Bérécillo ! ah ! monsieur de Paw, si, avant d’écrire sur les Espagnols, vous aviez pris la peine d’apprendre leur langue, vous vous seriez du moins épargné cette bévue, et vous auriez trouvé dans le mot correctement écrit une foule de renseignemens que vous n’y soupçonniez pas. Pour moi, sur cette seule donnée, je me rendrais garant de la force du chien comme de sa vaillance. Je ne craindrais pas d’affirmer qu’élevé loin des villes, il avait appris de bonne heure à supporter les fatigues et les privations, et qu’avant de combattre des hommes, il s’était mesuré maintes fois contre de sauvages taureaux.[1]

Pour tout ce qui se rapporte aux premières années de Becerrillo, comme pour ce qui tient à l’enfance du grand Pizarre, nous sommes réduits à de simples conjectures. L’histoire ne nous les montre tous les deux que guerroyant en Amérique ; mais, à partir de cette époque, les détails ne manquent pas, et les chroniqueurs mêmes, contre leur ordinaire, ont pris le soin de nous laisser un portrait de l’un et de l’autre.

On trouve dans une foule d’écrivains du seizième siècle des détails sur Becerrillo. N’en voulant présenter que de biens authentiques, je me contenterai de rapporter le passage suivant, emprunté aux mémoires d’un homme qui arriva aux Antilles trois ans seulement après la mort du célèbre chien.

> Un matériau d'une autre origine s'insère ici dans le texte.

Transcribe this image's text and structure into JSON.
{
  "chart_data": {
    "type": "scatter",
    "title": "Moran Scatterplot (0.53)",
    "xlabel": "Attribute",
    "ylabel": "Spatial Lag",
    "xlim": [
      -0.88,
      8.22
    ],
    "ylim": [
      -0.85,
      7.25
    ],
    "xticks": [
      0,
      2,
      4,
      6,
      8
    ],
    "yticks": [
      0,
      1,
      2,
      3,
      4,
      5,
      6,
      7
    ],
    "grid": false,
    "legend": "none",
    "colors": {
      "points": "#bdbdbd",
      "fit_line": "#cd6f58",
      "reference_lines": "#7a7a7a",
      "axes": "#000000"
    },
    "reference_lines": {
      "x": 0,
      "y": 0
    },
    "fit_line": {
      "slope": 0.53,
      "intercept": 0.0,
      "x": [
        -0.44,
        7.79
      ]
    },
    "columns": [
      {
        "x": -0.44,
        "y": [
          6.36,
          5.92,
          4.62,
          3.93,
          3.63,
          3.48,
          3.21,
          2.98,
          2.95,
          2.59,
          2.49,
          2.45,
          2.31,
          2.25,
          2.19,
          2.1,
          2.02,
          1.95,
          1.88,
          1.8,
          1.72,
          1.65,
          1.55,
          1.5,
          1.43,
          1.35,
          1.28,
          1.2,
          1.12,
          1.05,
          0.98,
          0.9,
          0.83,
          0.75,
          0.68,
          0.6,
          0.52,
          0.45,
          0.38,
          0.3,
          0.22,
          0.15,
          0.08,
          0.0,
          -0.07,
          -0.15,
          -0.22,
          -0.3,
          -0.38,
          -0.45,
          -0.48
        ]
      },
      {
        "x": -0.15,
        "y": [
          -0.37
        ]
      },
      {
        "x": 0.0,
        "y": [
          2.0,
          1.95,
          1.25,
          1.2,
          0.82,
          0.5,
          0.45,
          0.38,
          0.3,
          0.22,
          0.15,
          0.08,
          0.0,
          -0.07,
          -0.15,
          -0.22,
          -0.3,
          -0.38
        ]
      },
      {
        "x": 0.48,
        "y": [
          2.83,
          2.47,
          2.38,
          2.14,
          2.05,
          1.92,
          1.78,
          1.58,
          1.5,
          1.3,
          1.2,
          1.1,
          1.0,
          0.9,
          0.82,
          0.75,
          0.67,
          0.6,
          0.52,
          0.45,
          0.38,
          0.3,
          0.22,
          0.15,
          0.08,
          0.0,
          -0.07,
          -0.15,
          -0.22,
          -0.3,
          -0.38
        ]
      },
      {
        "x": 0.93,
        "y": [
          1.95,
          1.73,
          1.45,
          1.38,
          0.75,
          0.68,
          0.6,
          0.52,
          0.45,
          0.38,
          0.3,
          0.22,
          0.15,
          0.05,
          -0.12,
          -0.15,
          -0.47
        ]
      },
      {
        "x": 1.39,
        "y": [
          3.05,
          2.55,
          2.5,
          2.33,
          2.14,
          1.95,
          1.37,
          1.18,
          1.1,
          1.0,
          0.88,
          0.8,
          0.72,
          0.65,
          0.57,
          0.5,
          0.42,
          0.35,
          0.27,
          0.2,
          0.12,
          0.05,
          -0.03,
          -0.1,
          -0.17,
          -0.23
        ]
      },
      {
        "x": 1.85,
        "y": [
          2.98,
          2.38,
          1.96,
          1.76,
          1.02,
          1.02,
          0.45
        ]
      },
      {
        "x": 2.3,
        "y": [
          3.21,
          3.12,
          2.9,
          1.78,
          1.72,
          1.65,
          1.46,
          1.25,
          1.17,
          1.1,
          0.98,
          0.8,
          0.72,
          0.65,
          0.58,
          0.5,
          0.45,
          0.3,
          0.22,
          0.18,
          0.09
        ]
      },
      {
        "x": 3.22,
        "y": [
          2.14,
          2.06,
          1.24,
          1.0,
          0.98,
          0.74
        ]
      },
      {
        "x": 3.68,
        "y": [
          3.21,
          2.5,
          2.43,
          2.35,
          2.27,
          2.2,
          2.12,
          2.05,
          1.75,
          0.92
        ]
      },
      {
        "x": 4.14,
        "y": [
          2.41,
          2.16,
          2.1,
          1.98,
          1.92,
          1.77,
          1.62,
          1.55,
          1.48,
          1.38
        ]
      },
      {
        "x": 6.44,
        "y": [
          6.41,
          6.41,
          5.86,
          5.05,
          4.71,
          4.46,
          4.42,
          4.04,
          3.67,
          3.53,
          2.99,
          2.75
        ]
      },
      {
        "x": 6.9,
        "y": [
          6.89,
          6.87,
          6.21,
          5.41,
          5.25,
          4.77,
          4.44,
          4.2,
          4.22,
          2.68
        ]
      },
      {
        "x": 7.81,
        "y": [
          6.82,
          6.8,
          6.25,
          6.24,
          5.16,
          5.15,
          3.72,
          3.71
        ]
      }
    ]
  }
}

« J’ai toujours pensé, dit notre auteur avec sa bonhomie accoutumée, qu’un historien ne remplissait qu’imparfaitement sa tâche, si, après avoir parlé des actions mémorables des hommes, il ne disait aussi ce que certains animaux ont fait d’extraordinaire et de digne d’éloges. Par ces récits, non-seulement il satisfait notre curiosité, mais encore il excite notre émulation ; il fait naître en nous

  1. Becerrillo, diminutif de becerro qui signifie un jeune taureau, est un de ces noms que les pâtres, en Espagne, donnent fréquemment aux chiens qui veillent avec eux sur les grands troupeaux de bœufs. Becerrillo, comme son nom l’indique, avait été élevé pour les travaux champêtres, les circonstances en firent un conquérant. Son fils, au contraire, fut, dès l’origine, destiné au métier de la guerre et fut salué, à sa naissance, du nom de petit lion, Leoncico.